Libre 2 and my body turned out to not be good friends and as well as lots of L2 failures I was rarely getting interstitial readings that were near actual BG. But the trend arrows justified persevering with L2 as major assistance to my daily BG management. I subsequently was moved to Dexcom One which was better for reliability but still not very accurate. I'm now self-funding Dexcom G7 as a personal trial and that (with one exception) is extremely good.

For those newish to CGM there is a different thread in this Pumping and Technology Section titled "What CGM do you use?" - link given below. This does provide helpful dialogue from regular CGM users about their CGM experiences and could be useful  after getting started on CGM and once feeling a bit more adventurous!

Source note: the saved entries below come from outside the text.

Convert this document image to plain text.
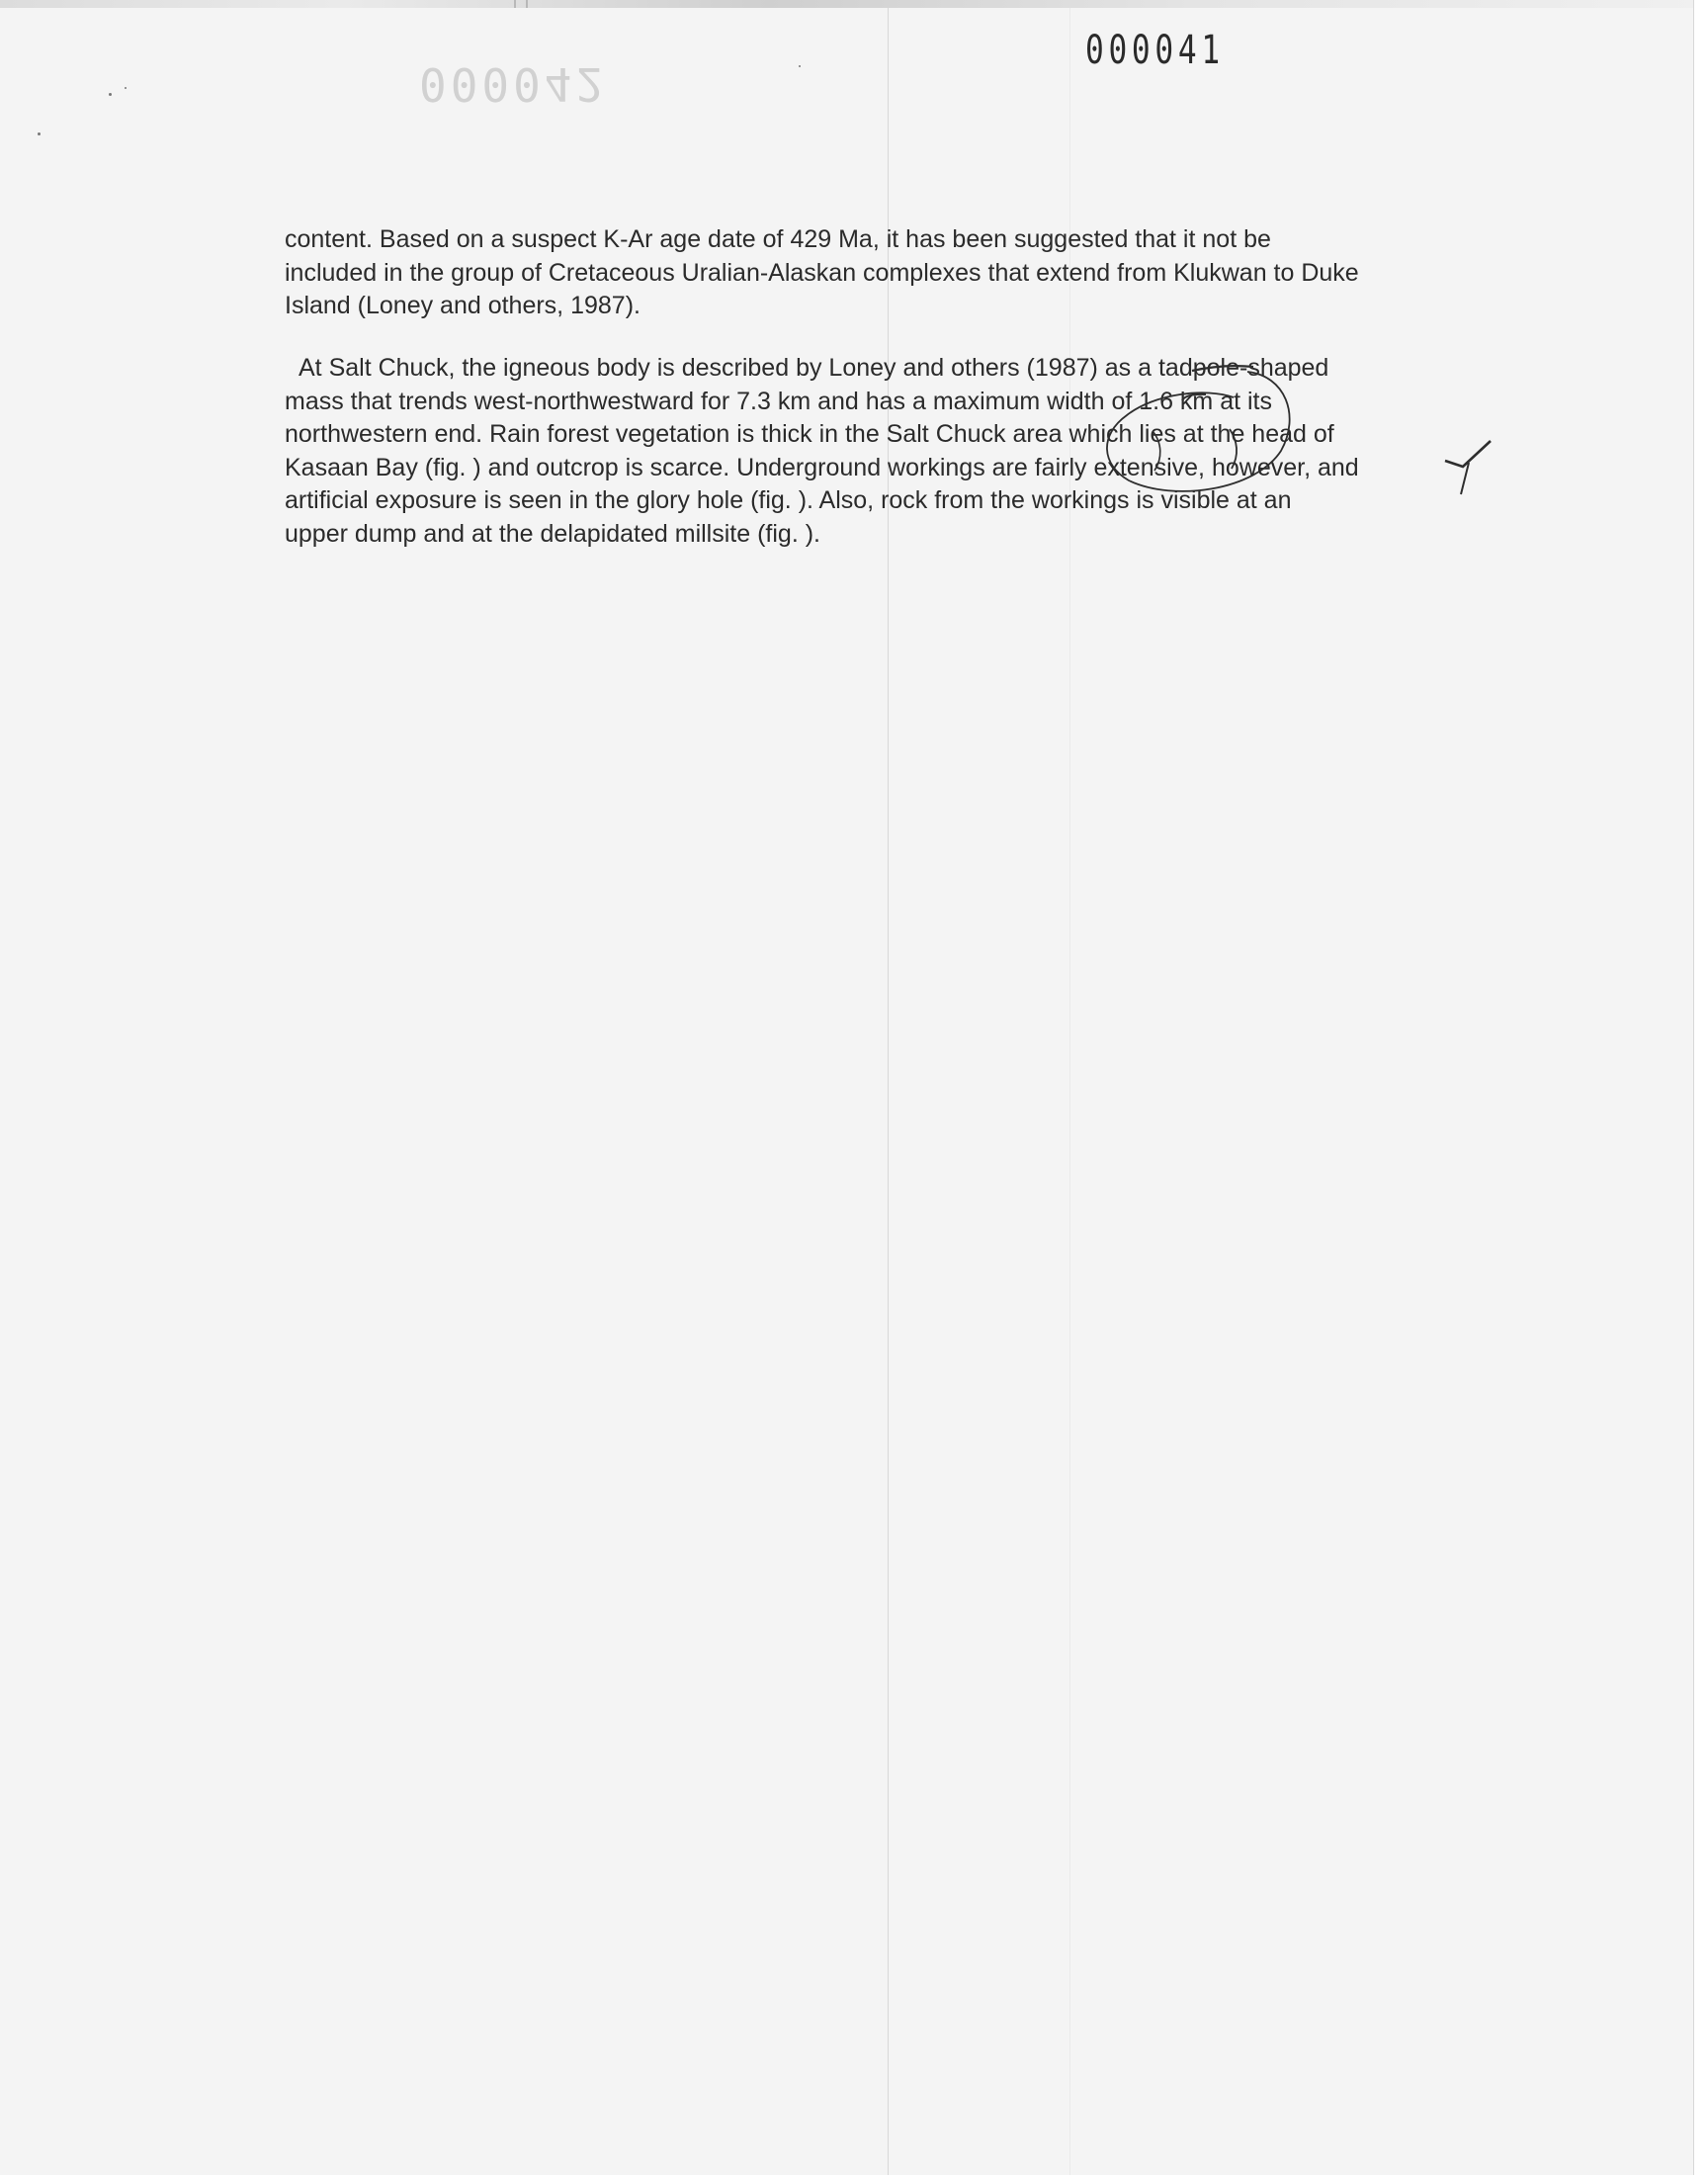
000042
000041

content. Based on a suspect K-Ar age date of 429 Ma, it has been suggested that it not be
included in the group of Cretaceous Uralian-Alaskan complexes that extend from Klukwan to Duke
Island (Loney and others, 1987).

At Salt Chuck, the igneous body is described by Loney and others (1987) as a tadpole-shaped
mass that trends west-northwestward for 7.3 km and has a maximum width of 1.6 km at its
northwestern end. Rain forest vegetation is thick in the Salt Chuck area which lies at the head of
Kasaan Bay (fig. ) and outcrop is scarce. Underground workings are fairly extensive, however, and
artificial exposure is seen in the glory hole (fig. ). Also, rock from the workings is visible at an
upper dump and at the delapidated millsite (fig. ).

Also possibly useful to people newish to CGM or just diabetes are the NICE Guidelines that provide the "rules" [from which GPs, Hospital Specialists and the relatively new (1 July 22) Integrated Care Boards (ICBs) that replaced Cost Centre Groups (CCGs)] for the diagnosis and care of T1 and T2 diabetes. They include guidance for when CGMs can/should be prescribed.

NG 17, for Type 1, last updated Aug 22:
The National Institute for Health and Care Excellence
https://www.nice.org.uk › ng17
Type 1 diabetes in adults: diagnosis and management | Guidance

NG 28, for Type 2, last updated June 22:
The National Institute for Health and Care Excellence
https://www.nice.org.uk › ng28
Type 2 diabetes in adults: management | Guidance

These were last reviewed in 2022 and have been progressively widenening the availability of CGM. NICE Guidelines are pretty strong regulation for the NHS, but they are not manadatory for ICBs to adopt all the guidelines if funding provision is not immediately available. Now, in Sep 23, my regional ICB has not yet fully implemented details of NG17; still under review apparently - even though some of the details are cost neutral (eg Dexcom G6 vs the newer G7). Presumably it is the wider potential availability across the ICB that is causing an overall cost increase, which needs funding review.

Anyway, some of this is drifting away from the useful easy-read "limitations of CGM".
Oh my, agree, been pump user for 8 yrs, cgm, just this yr(2024). Soo much important info, Not provided, at training day. I'm still shocked..have spoken to sev T1 nurses re cgm tech..n will continue, to do so. Just wish, they had T1 users of the tech, in on the newbie, training sessions.